Been working with 2 PCIE Fusion cards testing out performance for my SQL Server simulation database.  I also have a raid set of 3 Intel X25-E SSDs.  This is a technology to take seriously.  The folks at Fusion have been most helpful.  I will be putting together more results over next couple of weeks, but the below spreadsheet outlines the case for PCIE based cards.  I am using 1 Fusion IODrive 320GB in a Dell 690, one SLC 160GB drive in a Dell R610 and have another 160GB SLC on the way to put into the R610.  Would love to try out a duo, but out of budget.   I was able to install Windows Server 2008 and fire up the O/S in about 4 minutes onto a VM under Hyper-V using the card.  I plan to do it again with 2 cards raid-0 together and put it on UTube – should finish in less than 2 minutes. 

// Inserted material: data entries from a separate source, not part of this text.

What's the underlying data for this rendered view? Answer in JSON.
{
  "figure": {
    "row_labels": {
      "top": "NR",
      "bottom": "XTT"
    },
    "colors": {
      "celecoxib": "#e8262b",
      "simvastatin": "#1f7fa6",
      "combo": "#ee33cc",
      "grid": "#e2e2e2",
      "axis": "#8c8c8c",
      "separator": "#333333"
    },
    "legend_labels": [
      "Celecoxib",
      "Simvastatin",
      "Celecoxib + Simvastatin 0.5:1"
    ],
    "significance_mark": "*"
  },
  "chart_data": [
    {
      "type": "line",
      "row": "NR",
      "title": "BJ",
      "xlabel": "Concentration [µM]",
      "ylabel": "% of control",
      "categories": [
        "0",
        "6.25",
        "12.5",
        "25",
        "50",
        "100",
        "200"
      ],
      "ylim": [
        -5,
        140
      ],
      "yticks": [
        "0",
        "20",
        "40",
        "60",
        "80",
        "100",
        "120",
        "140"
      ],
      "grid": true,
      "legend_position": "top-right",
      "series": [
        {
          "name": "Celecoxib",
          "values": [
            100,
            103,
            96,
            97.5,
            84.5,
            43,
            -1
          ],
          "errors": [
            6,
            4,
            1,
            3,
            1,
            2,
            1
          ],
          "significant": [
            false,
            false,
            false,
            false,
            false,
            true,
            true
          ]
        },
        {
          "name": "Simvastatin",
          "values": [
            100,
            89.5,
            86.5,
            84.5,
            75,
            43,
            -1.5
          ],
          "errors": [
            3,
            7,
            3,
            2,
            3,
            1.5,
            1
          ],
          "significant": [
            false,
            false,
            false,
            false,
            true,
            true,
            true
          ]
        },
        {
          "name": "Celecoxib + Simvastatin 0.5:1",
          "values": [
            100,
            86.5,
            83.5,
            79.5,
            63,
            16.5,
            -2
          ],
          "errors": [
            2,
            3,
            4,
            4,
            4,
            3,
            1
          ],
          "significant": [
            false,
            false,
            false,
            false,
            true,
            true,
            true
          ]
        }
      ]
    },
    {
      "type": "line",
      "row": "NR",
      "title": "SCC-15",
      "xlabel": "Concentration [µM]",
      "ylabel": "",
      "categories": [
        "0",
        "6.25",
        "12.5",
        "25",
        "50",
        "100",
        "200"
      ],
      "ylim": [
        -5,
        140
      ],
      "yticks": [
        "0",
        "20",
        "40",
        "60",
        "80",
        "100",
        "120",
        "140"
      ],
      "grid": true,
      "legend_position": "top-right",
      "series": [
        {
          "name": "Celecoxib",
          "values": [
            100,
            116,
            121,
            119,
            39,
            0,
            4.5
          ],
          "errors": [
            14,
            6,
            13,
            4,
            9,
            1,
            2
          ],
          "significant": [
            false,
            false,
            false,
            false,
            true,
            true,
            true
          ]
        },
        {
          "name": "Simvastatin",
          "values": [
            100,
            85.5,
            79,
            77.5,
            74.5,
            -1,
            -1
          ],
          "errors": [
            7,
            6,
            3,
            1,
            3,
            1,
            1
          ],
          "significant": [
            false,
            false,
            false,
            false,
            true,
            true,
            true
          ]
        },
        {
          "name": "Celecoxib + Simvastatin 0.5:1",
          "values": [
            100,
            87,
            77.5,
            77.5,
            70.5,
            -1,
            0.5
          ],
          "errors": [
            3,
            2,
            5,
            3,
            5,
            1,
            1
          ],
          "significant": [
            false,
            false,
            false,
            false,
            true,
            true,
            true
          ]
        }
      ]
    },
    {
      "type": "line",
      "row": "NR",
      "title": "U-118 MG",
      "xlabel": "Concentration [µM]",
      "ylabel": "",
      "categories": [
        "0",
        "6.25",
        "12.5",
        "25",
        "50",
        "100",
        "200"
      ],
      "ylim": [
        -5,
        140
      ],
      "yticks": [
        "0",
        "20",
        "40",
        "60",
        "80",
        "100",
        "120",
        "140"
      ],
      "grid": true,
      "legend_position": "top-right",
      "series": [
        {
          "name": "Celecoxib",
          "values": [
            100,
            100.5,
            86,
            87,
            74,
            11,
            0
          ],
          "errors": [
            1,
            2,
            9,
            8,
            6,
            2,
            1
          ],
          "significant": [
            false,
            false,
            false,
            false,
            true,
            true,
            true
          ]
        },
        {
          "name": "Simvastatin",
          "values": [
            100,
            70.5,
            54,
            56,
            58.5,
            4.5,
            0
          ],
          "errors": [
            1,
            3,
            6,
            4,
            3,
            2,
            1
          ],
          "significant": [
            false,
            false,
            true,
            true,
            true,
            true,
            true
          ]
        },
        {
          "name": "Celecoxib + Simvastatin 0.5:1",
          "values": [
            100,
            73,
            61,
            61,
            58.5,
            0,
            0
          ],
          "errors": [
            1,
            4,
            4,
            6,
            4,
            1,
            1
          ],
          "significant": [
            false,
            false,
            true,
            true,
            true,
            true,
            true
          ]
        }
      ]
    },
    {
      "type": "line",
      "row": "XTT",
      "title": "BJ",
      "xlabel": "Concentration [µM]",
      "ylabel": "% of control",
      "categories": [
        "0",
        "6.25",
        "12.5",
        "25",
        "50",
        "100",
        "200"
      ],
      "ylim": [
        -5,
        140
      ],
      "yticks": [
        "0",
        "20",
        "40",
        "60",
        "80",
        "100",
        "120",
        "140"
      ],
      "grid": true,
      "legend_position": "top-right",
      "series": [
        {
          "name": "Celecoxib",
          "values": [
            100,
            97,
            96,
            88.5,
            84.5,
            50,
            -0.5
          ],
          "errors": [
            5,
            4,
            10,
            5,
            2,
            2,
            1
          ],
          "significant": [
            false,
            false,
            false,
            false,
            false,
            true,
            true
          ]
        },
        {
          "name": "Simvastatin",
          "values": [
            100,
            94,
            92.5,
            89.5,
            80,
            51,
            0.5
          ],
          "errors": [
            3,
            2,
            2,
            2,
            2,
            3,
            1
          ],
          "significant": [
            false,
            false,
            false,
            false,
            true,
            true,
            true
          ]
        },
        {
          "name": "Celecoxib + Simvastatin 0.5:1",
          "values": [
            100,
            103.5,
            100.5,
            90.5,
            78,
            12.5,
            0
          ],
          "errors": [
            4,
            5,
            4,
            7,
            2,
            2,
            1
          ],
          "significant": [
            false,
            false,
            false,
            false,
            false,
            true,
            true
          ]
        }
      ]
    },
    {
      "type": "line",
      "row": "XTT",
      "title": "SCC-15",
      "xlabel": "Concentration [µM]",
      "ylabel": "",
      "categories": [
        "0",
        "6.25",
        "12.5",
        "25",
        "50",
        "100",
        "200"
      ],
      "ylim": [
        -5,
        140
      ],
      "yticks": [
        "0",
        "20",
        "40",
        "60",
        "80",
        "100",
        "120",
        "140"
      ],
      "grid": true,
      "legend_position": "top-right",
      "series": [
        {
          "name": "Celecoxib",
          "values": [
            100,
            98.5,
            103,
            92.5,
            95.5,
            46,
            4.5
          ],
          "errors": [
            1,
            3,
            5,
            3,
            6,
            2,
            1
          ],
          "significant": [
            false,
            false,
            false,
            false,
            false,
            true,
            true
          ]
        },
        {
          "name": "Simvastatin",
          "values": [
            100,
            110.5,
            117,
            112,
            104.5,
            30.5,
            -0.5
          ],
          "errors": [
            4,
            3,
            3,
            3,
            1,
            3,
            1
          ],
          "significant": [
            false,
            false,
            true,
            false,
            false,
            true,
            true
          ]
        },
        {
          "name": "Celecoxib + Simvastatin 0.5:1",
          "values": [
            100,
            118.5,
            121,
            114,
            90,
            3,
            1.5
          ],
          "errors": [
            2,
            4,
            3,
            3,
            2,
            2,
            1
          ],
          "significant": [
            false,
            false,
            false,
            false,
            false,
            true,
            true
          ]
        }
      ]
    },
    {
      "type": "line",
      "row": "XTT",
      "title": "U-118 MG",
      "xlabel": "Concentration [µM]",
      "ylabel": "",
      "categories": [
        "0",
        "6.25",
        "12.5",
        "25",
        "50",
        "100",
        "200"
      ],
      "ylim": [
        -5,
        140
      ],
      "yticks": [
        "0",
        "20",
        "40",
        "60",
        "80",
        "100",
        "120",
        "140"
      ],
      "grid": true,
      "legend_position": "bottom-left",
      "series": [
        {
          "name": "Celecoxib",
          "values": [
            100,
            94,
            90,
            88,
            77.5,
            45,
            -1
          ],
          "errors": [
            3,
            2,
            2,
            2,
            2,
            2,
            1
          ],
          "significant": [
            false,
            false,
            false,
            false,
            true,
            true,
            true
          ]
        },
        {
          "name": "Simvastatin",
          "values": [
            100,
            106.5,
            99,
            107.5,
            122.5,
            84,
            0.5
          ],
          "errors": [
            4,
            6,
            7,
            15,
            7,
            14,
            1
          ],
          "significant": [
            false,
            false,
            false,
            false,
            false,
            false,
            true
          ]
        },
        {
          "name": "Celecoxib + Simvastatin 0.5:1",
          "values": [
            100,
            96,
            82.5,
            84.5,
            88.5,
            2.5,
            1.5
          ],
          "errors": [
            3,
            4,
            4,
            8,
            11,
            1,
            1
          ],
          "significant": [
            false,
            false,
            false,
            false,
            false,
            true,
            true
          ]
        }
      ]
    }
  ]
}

These cards are a great option for 1U Servers.  The Dell 1U Server is fairly limited as far as card slots.  To run 2 cards, I had to remove the extra network card to make room for a second Fusion, since there is also a Perc Controller card in the system.  So, I had to choose between network redundancy and storage performance/redundancy in order to also have a fast onboard storage controller.  A better option is probably to use DUO cards for these servers or get them without the Perc controller and just use onboard for bootup/OS.  In any case, 1 Fusion SLC is going to outperform 6 SSDs for most operations, even if on paper the 6 SSDs together might look better because the controller becomes a bottleneck, even with SATA III, especially if you want to have RAID protection.  The nice thing about the Fusion card is that a RAID-5 protocol is built into the interface as parity chips are used for write operations.  For a production system, I would still probably want to RAID-1 2 cards together, to guard against a complete card failure.

For now, I have results in the attached spreadsheet from my old Dell 690 workstation showing IOMeter results for standard drive, multiple Intel SLC SSDs, and a Fusion 320 card running in “improved performance mode”.  As you can see when reaching higher queue depths, a single Fusion IO is roughly twice as quick as 3 SLC SSDs raided together and dozens of times faster than standard hard drives and about half as slow as an in-memory RAM disk.  In my stock simulation database, I am now loading intraday data, and have several million rows.  The other day, I added a new computed persisted field to one of the tables and it took less than 2 minutes to update over 3 million rows. 

That’s all I have time for now, will post more hopefully over next couple of weeks including results of using 2 Fusion-IO 160GB SLC cards in a R610 and some comparison differences with SQL Server running on the Fusion cards versus standard storage and the Intel SSDs.